# What's the best brand of clubs



## Mizuna (Dec 8, 2006)

Hey everyone - I'm new here and it's just to ask some questions, I've been trying to buy my boyfriend used but good left-handed clubs for Christmas so he and I can learn golf together next spring. I'm lost, there are so many out there and I am not familiar with the specific brands, I've even stooped to checking out pawn shops - simply b/c they're so affordable! My next option is e-bay or overstocks.com but I still don't know what I'm lookinf for. Help Me PLEASE!!


----------



## zaphod (Jan 3, 2007)

Callaway x14,16,18,fusion--- Mizuno mx23---Adams hybrid set---Hogan hybrid set----I would not start with a driver. get a 3 wood. Cleveland launcher is good for one. A
sand wedge 56 degree clev or titleist and a putter 2ball putters are popular I wouldnt pay more than $50 for a putter as you will be getting a new one as you get more proficient. Also i would lean towards the hybrid sets for beginner as they are much more forgiving. Golf lessons for a birthday present and driving range for a date.

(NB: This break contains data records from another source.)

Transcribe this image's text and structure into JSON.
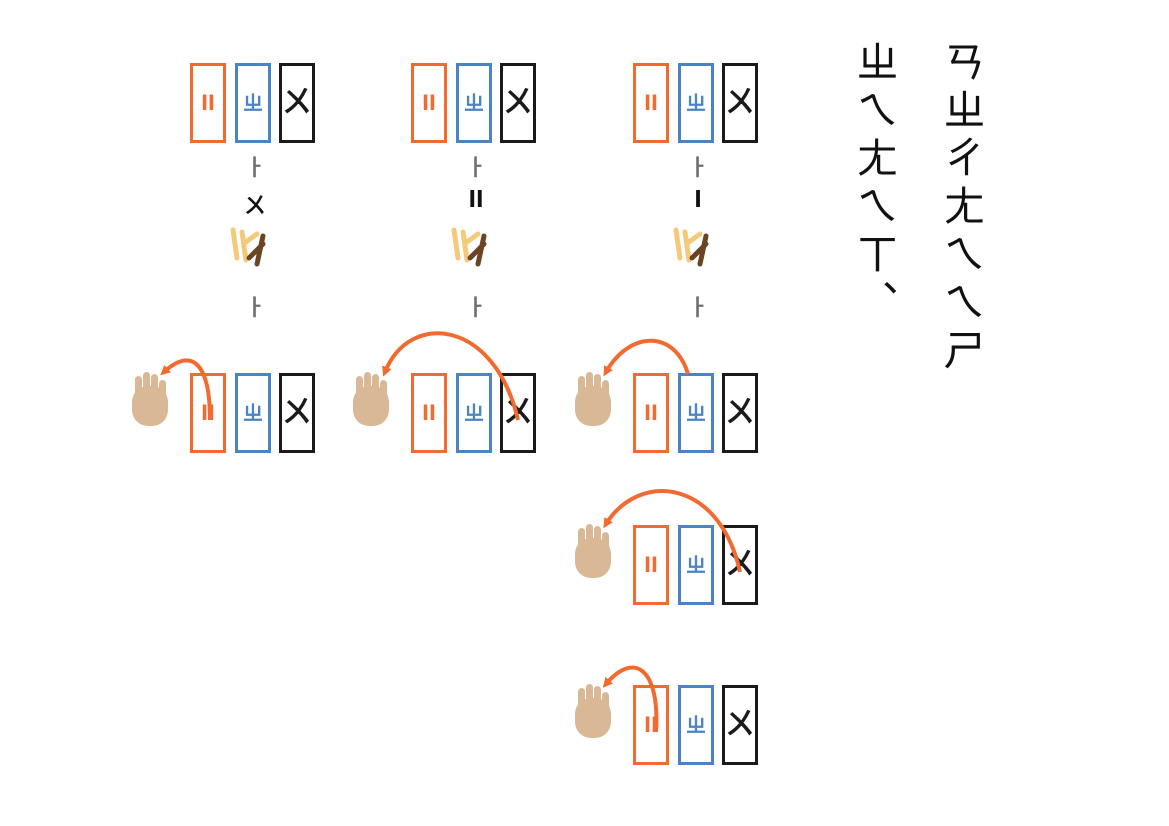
{
  "colors": {
    "orange": "#f26a2f",
    "blue": "#4a84c6",
    "black": "#1a1a1a",
    "hand": "#d9b896",
    "arrow_gray": "#6f6f6f",
    "stick_light": "#f3c97a",
    "stick_dark": "#6b4423"
  },
  "tile_glyphs": {
    "orange": "ll",
    "blue": "ㄓ",
    "black": "ㄨ"
  },
  "step_arrow_glyph": "ㅏ",
  "columns": [
    {
      "step_label": "ㄨ",
      "extra_rows": 0
    },
    {
      "step_label": "ll",
      "extra_rows": 0
    },
    {
      "step_label": "l",
      "extra_rows": 2
    }
  ],
  "vertical_text": {
    "left": "ㄓㄟㄤㄟㄒ、",
    "right": "ㄢㄓㄔㄤㄟㄟㄕ"
  },
  "icons": [
    "hand-icon",
    "curved-arrow-icon",
    "sticks-icon"
  ]
}
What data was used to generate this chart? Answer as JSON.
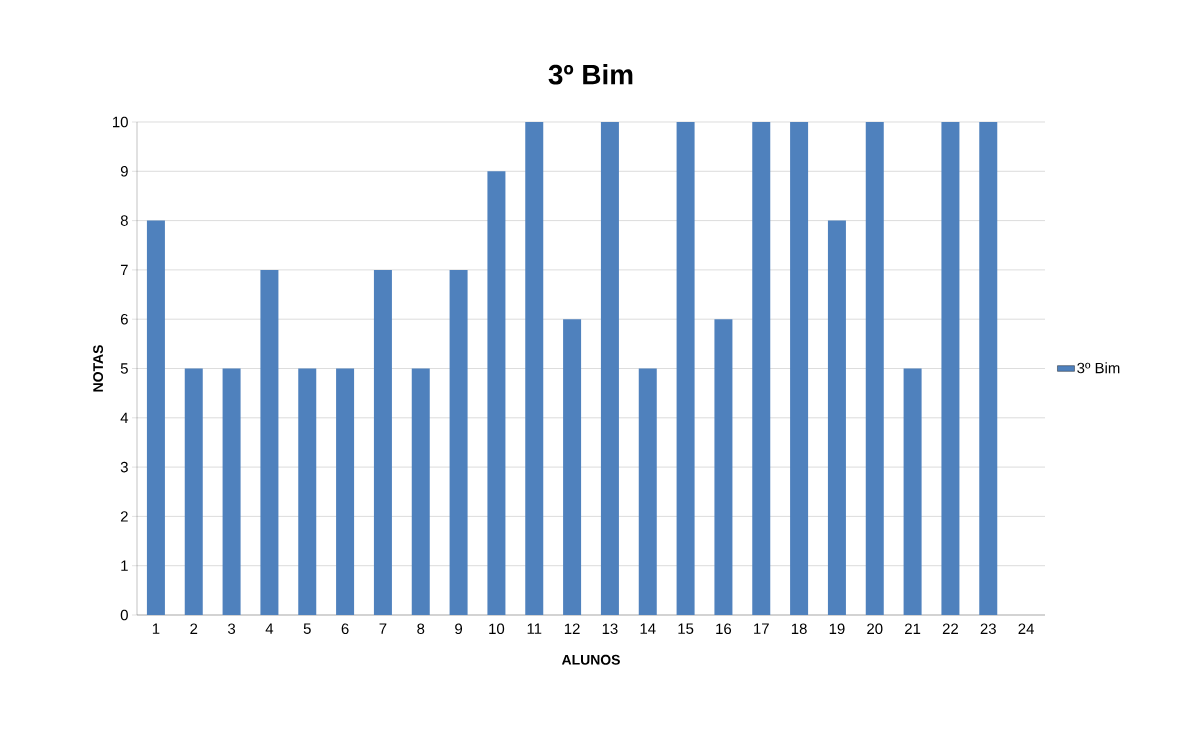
{
  "chart_data": {
    "type": "bar",
    "title": "3º Bim",
    "xlabel": "ALUNOS",
    "ylabel": "NOTAS",
    "categories": [
      "1",
      "2",
      "3",
      "4",
      "5",
      "6",
      "7",
      "8",
      "9",
      "10",
      "11",
      "12",
      "13",
      "14",
      "15",
      "16",
      "17",
      "18",
      "19",
      "20",
      "21",
      "22",
      "23",
      "24"
    ],
    "series": [
      {
        "name": "3º Bim",
        "color": "#4f81bd",
        "values": [
          8,
          5,
          5,
          7,
          5,
          5,
          7,
          5,
          7,
          9,
          10,
          6,
          10,
          5,
          10,
          6,
          10,
          10,
          8,
          10,
          5,
          10,
          10,
          null
        ]
      }
    ],
    "ylim": [
      0,
      10
    ],
    "yticks": [
      0,
      1,
      2,
      3,
      4,
      5,
      6,
      7,
      8,
      9,
      10
    ],
    "grid": "y",
    "legend": "right"
  }
}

This will set up your hobby and social life for a while. Good beginner golf balls at about $0.75 per ball new or a good used ball on ebay Maxfli noodles or Titleist NXT at about $0.50 per ball with no nicks.

happy golf and hope you and boyfriend enjoy golf and life.

by the way since you are looking for left handed clubs your selection on ebay will be more limited but the price should be cheaper.


----------



## 373 (Jun 9, 2006)

Check out Callaway Golf Pre-Owned & Outlet: Used Golf Clubs, Drivers, Fairway Woods, Iron Sets, Individual Irons, Wedges, Putters

They have used sets of clubs with highly UNDER rated conditions, in other words, the clubs will bebetter than they describe them.

I'm a big fan of Callaway products, but that's not to say others like Mizuno, Titleist, Cleveland or TaylorMade don't also make perfectly good clubs. It's a matter of what works for you.

One thing though, I highly recommend finding good quality clubs, but used to cut your initial cost. The quality of the club pays for itself in performance over the long run.


----------